1.             Conformément à l'art. 134 al. 1 let. a ch. 8 de la loi sur l'organisation judiciaire, du 26 septembre 2010 (LOJ - E 2 05), la chambre des assurances sociales de la Cour de justice connaît, en instance unique, des contestations prévues à l'art. 56 de la loi fédérale sur la partie générale du droit des assurances sociales, du 6 octobre 2000 (LPGA - RS 830.1) relatives à la loi fédérale sur l'assurance-chômage obligatoire et l'indemnité en cas d'insolvabilité, du 25 juin 1982 (loi sur l’assurance-chômage, LACI - RS 837.0).

Sa compétence pour juger du cas d’espèce est ainsi établie.

2.             Interjeté en temps utile, le recours est recevable (art. 60 LPGA).

3.             Le litige porte sur le délai de départ du droit aux indemnités de chômage.

4.              

4.1 L'assuré a droit à l'indemnité de chômage si, entre autres conditions, il subit une perte de travail à prendre en considération (art. 8 al. 1 let. b LACI). Il y a lieu de prendre en considération la perte de travail lorsqu'elle se traduit par un manque à gagner et dure au moins deux journées de travail consécutives (art. 11 al. 1 LACI). Il existe un certain nombre de dispositions qui visent à coordonner les règles du droit du travail avec l'ouverture du droit à l'indemnité de chômage.

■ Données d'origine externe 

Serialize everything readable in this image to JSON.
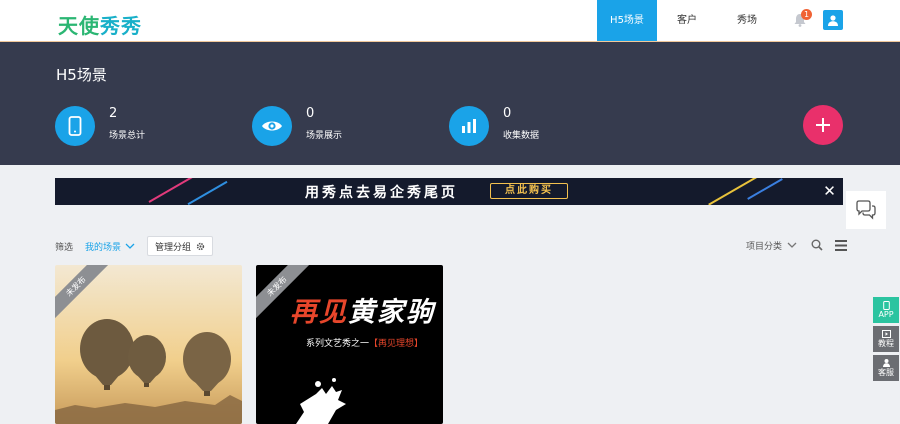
{
  "logo": {
    "part1": "天使",
    "part2": "秀秀"
  },
  "nav": {
    "items": [
      {
        "label": "H5场景"
      },
      {
        "label": "客户"
      },
      {
        "label": "秀场"
      }
    ]
  },
  "notifications": {
    "count": "1"
  },
  "hero": {
    "title": "H5场景",
    "stats": [
      {
        "value": "2",
        "label": "场景总计",
        "icon": "phone-icon"
      },
      {
        "value": "0",
        "label": "场景展示",
        "icon": "eye-icon"
      },
      {
        "value": "0",
        "label": "收集数据",
        "icon": "bar-chart-icon"
      }
    ]
  },
  "banner": {
    "text": "用秀点去易企秀尾页",
    "button": "点此购买"
  },
  "filter": {
    "label": "筛选",
    "mine": "我的场景",
    "manage": "管理分组",
    "category": "项目分类"
  },
  "cards": [
    {
      "status": "未发布"
    },
    {
      "status": "未发布",
      "title_a": "再见",
      "title_b": "黄家驹",
      "subtitle_a": "系列文艺秀之一",
      "subtitle_b": "【再见理想】"
    }
  ],
  "side": {
    "app": "APP",
    "tutorial": "教程",
    "service": "客服"
  },
  "colors": {
    "accent": "#1aa3e8",
    "hero_bg": "#363b4e",
    "add": "#e9306b",
    "green": "#2bb673"
  }
}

La perte de travail pour laquelle le chômeur a droit au salaire ou à une indemnité pour cause de résiliation anticipée des rapports de travail n'est pas prise en considération (art. 11 al. 3 LACI). En conséquence, l'assurance ne verse en principe pas d'indemnités si le chômeur peut faire valoir des droits à l'encontre de son employeur pour la période correspondant à la perte de travail invoquée. On entend par « droit au salaire » au sens de cette disposition, le salaire dû pour la période postérieure à la résiliation des rapports de travail, soit le salaire dû en cas de non-respect du délai de congé (art. 335c de la loi fédérale du 30 mars 1911, complétant le Code civil suisse - CO, Code des obligations - RS 220) ou en cas de résiliation en temps inopportun (art. 336c CO). Quant à la notion de « résiliation anticipée des rapports de travail », elle vise principalement des prétentions fondées sur les art. 337b et 337c al. 1 CO (Arrêt du Tribunal fédéral 8C_427/2018 du 30 avril 2019, consid. 3.2; ATF 143 V 161 consid. 3.2 p. 163; voir Boris RUBIN, Commentaire de la loi sur l'assurance-chômage, 2014, nos 28 et 34 ad art. 11 LACI).

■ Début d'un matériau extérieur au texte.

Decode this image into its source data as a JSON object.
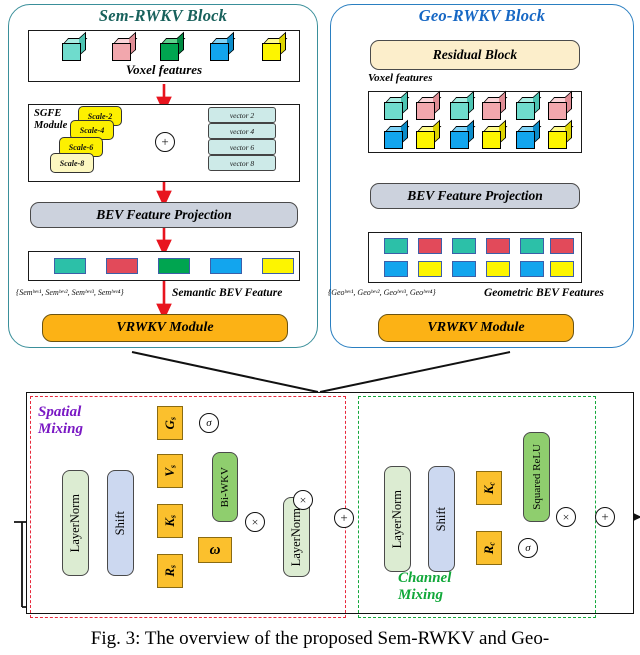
{
  "figure": {
    "caption": "Fig. 3: The overview of the proposed Sem-RWKV and Geo-"
  },
  "sem_block": {
    "title": "Sem-RWKV Block",
    "voxel_label": "Voxel features",
    "voxel_cubes": [
      {
        "name": "cube-teal",
        "color": "#6fdccd"
      },
      {
        "name": "cube-pink",
        "color": "#f2a7ad"
      },
      {
        "name": "cube-green",
        "color": "#00a550"
      },
      {
        "name": "cube-blue",
        "color": "#12a5ee"
      },
      {
        "name": "cube-yellow",
        "color": "#fdf500"
      }
    ],
    "sgfe": {
      "label_line1": "SGFE",
      "label_line2": "Module",
      "scales": [
        "Scale-2",
        "Scale-4",
        "Scale-6",
        "Scale-8"
      ],
      "vectors": [
        "vector 2",
        "vector 4",
        "vector 6",
        "vector 8"
      ],
      "sum_symbol": "+"
    },
    "bev_projection": "BEV Feature Projection",
    "bev_squares": [
      {
        "name": "square-teal",
        "color": "#2cc0a8"
      },
      {
        "name": "square-red",
        "color": "#e24a5a"
      },
      {
        "name": "square-green",
        "color": "#00a550"
      },
      {
        "name": "square-blue",
        "color": "#12a5ee"
      },
      {
        "name": "square-yellow",
        "color": "#fdf500"
      }
    ],
    "feature_formula": "{Sem₟ᵇᵉᵛ¹, Sem₟ᵇᵉᵛ², Sem₟ᵇᵉᵛ³, Sem₟ᵇᵉᵛ⁴}",
    "feature_caption": "Semantic BEV Feature",
    "vrwkv": "VRWKV Module"
  },
  "geo_block": {
    "title": "Geo-RWKV Block",
    "residual_block": "Residual Block",
    "voxel_label": "Voxel features",
    "voxel_cubes_row1": [
      {
        "color": "#6fdccd"
      },
      {
        "color": "#f2a7ad"
      },
      {
        "color": "#6fdccd"
      },
      {
        "color": "#f2a7ad"
      },
      {
        "color": "#6fdccd"
      },
      {
        "color": "#f2a7ad"
      }
    ],
    "voxel_cubes_row2": [
      {
        "color": "#12a5ee"
      },
      {
        "color": "#fdf500"
      },
      {
        "color": "#12a5ee"
      },
      {
        "color": "#fdf500"
      },
      {
        "color": "#12a5ee"
      },
      {
        "color": "#fdf500"
      }
    ],
    "bev_projection": "BEV Feature Projection",
    "bev_squares_row1": [
      {
        "color": "#2cc0a8"
      },
      {
        "color": "#e24a5a"
      },
      {
        "color": "#2cc0a8"
      },
      {
        "color": "#e24a5a"
      },
      {
        "color": "#2cc0a8"
      },
      {
        "color": "#e24a5a"
      }
    ],
    "bev_squares_row2": [
      {
        "color": "#12a5ee"
      },
      {
        "color": "#fdf500"
      },
      {
        "color": "#12a5ee"
      },
      {
        "color": "#fdf500"
      },
      {
        "color": "#12a5ee"
      },
      {
        "color": "#fdf500"
      }
    ],
    "feature_formula": "{Geo₟ᵇᵉᵛ¹, Geo₟ᵇᵉᵛ², Geo₟ᵇᵉᵛ³, Geo₟ᵇᵉᵛ⁴}",
    "feature_caption": "Geometric BEV Features",
    "vrwkv": "VRWKV Module"
  },
  "spatial_mixing": {
    "label_line1": "Spatial",
    "label_line2": "Mixing",
    "layernorm_1": "LayerNorm",
    "shift": "Shift",
    "gate": "G",
    "gate_sub": "s",
    "value": "V",
    "value_sub": "s",
    "key": "K",
    "key_sub": "s",
    "receptance": "R",
    "receptance_sub": "s",
    "biwkv": "Bi-WKV",
    "omega": "ω",
    "layernorm_2": "LayerNorm",
    "sigma": "σ",
    "mul": "×",
    "add": "+"
  },
  "channel_mixing": {
    "label_line1": "Channel",
    "label_line2": "Mixing",
    "layernorm": "LayerNorm",
    "shift": "Shift",
    "key": "K",
    "key_sub": "c",
    "receptance": "R",
    "receptance_sub": "c",
    "squared_relu": "Squared ReLU",
    "sigma": "σ",
    "mul": "×",
    "add": "+"
  },
  "colors": {
    "sem_title": "#18615c",
    "geo_title": "#1667c4",
    "spatial_dash": "#e8283c",
    "channel_dash": "#14a83c",
    "vrwkv_fill": "#fcb215",
    "bev_fill": "#ccd2dd",
    "residual_fill": "#fceecb",
    "scale_fill": "#fdf000",
    "vector_fill": "#cdeae8"
  }
}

4.2 Selon l'art. 11a LACI, la perte de travail n’est pas prise en considération tant que des prestations volontaires versées par l’employeur couvrent la perte de revenu résultant de la résiliation des rapports de travail (al. 1). Les prestations volontaires de l’employeur ne sont prises en compte que pour la part qui dépasse le montant maximum visé à l’art. 3 al. 2 (al. 2). Le Conseil fédéral règle les exceptions lorsque les prestations volontaires sont affectées à la prévoyance professionnelle (al. 3).

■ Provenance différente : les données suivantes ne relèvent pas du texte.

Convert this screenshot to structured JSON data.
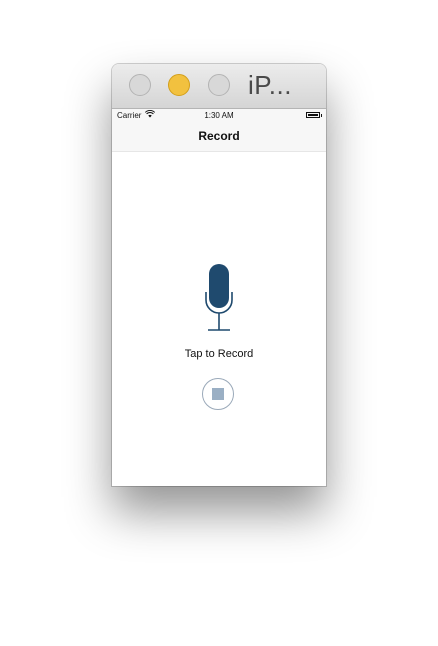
{
  "window": {
    "title": "iP...",
    "accent_color": "#f2c13f"
  },
  "status_bar": {
    "carrier": "Carrier",
    "time": "1:30 AM"
  },
  "nav": {
    "title": "Record"
  },
  "recorder": {
    "prompt": "Tap to Record",
    "mic_color": "#1f4a6e",
    "stop_color": "#9aafc4"
  },
  "icons": [
    "wifi-icon",
    "battery-icon",
    "microphone-icon",
    "stop-icon"
  ]
}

L'art. 3 al. 2 LACI fait référence au gain mensuel assuré dans l'assurance-accident obligatoire, soit CHF 148'200.- (art. 22 al. 1 de l'Ordonnance sur l'assurance-accidents, OLAA ; RS 832.202, selon la teneur en vigueur depuis le 1er janvier 2016). Lorsqu'elles dépassent ce montant, les prestations volontaires repoussent donc dans le temps le délai-cadre d'indemnisation, ouvrant ainsi une période de carence (Arrêt du Tribunal fédéral 8C_427/2018 du 30 avril 2019, consid. 3.4).

La perte de travail n'est pas prise en considération si des prestations volontaires couvrent une perte de revenu découlant de la résiliation des rapports de travail. Il s'agit, en particulier, d'éviter une indemnisation à double. Les prestations ne sont cependant prises en compte qu'à partir d'un certain seuil, afin de ne pas dissuader les employeurs de proposer des plans sociaux (RUBIN, op. cit., n° 2 ad art. 11a LACI; Vincent CARRON, Fin des rapports de travail et droit aux indemnités de chômage, retraite anticipée et prestations volontaires de l'employeur, in Panorama en droit du travail, Rémy WYLER [éd.], 2009, p. 679 ; arrêt du Tribunal fédéral 8C_427/2018 du 30 avril 2019, consid. 3.5).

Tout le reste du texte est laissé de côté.